Background: Corneal renewal and repair are mediated by stem cells of the limbus, the narrow zone between the cornea and the bulbar conjunctiva. Ocular burns may destroy the limbus, causing limbal stem-cell deficiency. We investigated the long-term clinical results of cell therapy in patients with burn-related corneal destruction associated with limbal stem-cell deficiency, a highly disabling ocular disease.
Methods: We used autologous limbal stem cells cultivated on fibrin to treat 112 patients with corneal damage, most of whom had burn-dependent limbal stem-cell deficiency. Clinical results were assessed by means of Kaplan-Meier, Kruskal-Wallis, and univariate and multivariate logistic-regression analyses. We also assessed the clinical outcome according to the percentage of holoclone-forming stem cells, detected as cells that stain intensely (p63-bright cells) in the cultures.

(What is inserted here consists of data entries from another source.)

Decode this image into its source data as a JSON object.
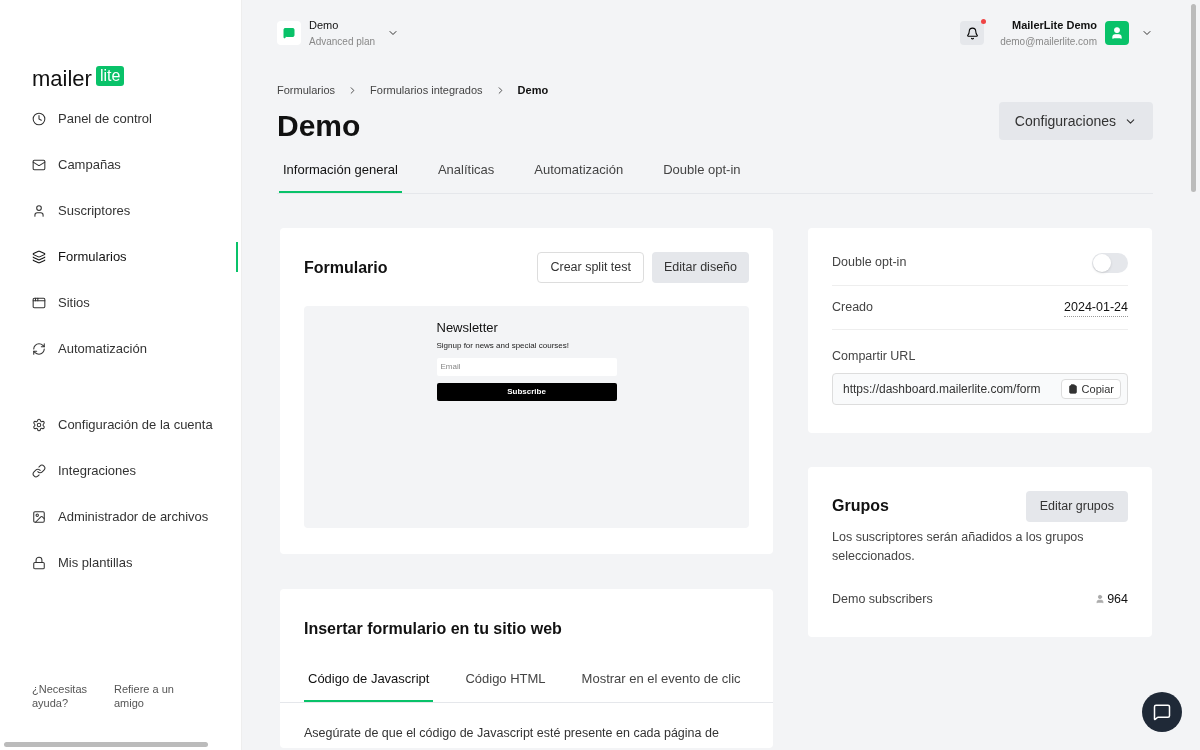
{
  "sidebar": {
    "logo": {
      "word": "mailer",
      "badge": "lite"
    },
    "items": [
      {
        "label": "Panel de control",
        "selected": false
      },
      {
        "label": "Campañas",
        "selected": false
      },
      {
        "label": "Suscriptores",
        "selected": false
      },
      {
        "label": "Formularios",
        "selected": true
      },
      {
        "label": "Sitios",
        "selected": false
      },
      {
        "label": "Automatización",
        "selected": false
      }
    ],
    "settings_items": [
      {
        "label": "Configuración de la cuenta"
      },
      {
        "label": "Integraciones"
      },
      {
        "label": "Administrador de archivos"
      },
      {
        "label": "Mis plantillas"
      }
    ],
    "footer": [
      "¿Necesitas ayuda?",
      "Refiere a un amigo"
    ]
  },
  "header": {
    "account": {
      "name": "Demo",
      "plan": "Advanced plan"
    },
    "notifications": {
      "unread": true
    },
    "user": {
      "name": "MailerLite Demo",
      "email": "demo@mailerlite.com"
    }
  },
  "breadcrumbs": [
    "Formularios",
    "Formularios integrados",
    "Demo"
  ],
  "page_title": "Demo",
  "settings_button": "Configuraciones",
  "tabs": [
    {
      "label": "Información general",
      "selected": true
    },
    {
      "label": "Analíticas",
      "selected": false
    },
    {
      "label": "Automatización",
      "selected": false
    },
    {
      "label": "Double opt-in",
      "selected": false
    }
  ],
  "form_card": {
    "title": "Formulario",
    "buttons": [
      "Crear split test",
      "Editar diseño"
    ],
    "preview": {
      "title": "Newsletter",
      "subtitle": "Signup for news and special courses!",
      "placeholder": "Email",
      "button": "Subscribe"
    }
  },
  "details_card": {
    "double_opt_in": {
      "label": "Double opt-in",
      "on": false
    },
    "created": {
      "label": "Creado",
      "value": "2024-01-24"
    },
    "share": {
      "label": "Compartir URL",
      "value": "https://dashboard.mailerlite.com/form",
      "copy": "Copiar"
    }
  },
  "groups_card": {
    "title": "Grupos",
    "button": "Editar grupos",
    "description": "Los suscriptores serán añadidos a los grupos seleccionados.",
    "groups": [
      {
        "name": "Demo subscribers",
        "count": "964"
      }
    ]
  },
  "embed_card": {
    "title": "Insertar formulario en tu sitio web",
    "tabs": [
      {
        "label": "Código de Javascript",
        "selected": true
      },
      {
        "label": "Código HTML",
        "selected": false
      },
      {
        "label": "Mostrar en el evento de clic",
        "selected": false
      }
    ],
    "text": "Asegúrate de que el código de Javascript esté presente en cada página de"
  }
}
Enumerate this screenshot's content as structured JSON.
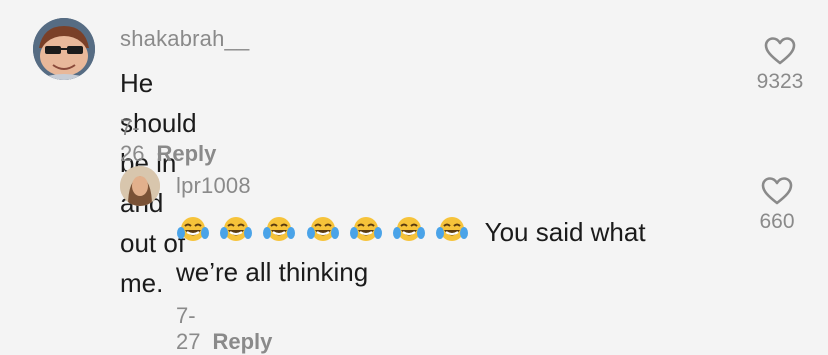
{
  "comments": [
    {
      "username": "shakabrah__",
      "text": "He should be in and out of me.",
      "date": "7-26",
      "reply_label": "Reply",
      "likes": "9323",
      "avatar_icon": "cartoon-face-avatar"
    },
    {
      "username": "lpr1008",
      "text_after_emoji": "You said what",
      "text_line2": "we’re all thinking",
      "emoji_icon": "face-with-tears-of-joy",
      "emoji_count": 7,
      "date": "7-27",
      "reply_label": "Reply",
      "likes": "660",
      "avatar_icon": "profile-photo-avatar"
    }
  ],
  "colors": {
    "background": "#f4f4f4",
    "text": "#1b1b1b",
    "muted": "#8a8a8a",
    "emoji_face": "#f6c33a"
  }
}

Results: Permanent restoration of a transparent, renewing corneal epithelium was attained in 76.6% of eyes. The failures occurred within the first year. Restored eyes remained stable over time, with up to 10 years of follow-up (mean, 2.91+/-1.99; median, 1.93). In post hoc analyses, success--that is, the generation of normal epithelium on donor stroma--was associated with the percentage of p63-bright holoclone-forming stem cells in culture. Cultures in which p63-bright cells constituted more than 3% of the total number of clonogenic cells were associated with successful transplantation in 78% of patients. In contrast, cultures in which such cells made up 3% or less of the total number of cells were associated with successful transplantation in only 11% of patients. Graft failure was also associated with the type of initial ocular damage and postoperative complications.
Conclusions: Cultures of limbal stem cells represent a source of cells for transplantation in the treatment of destruction of the human cornea due to burns.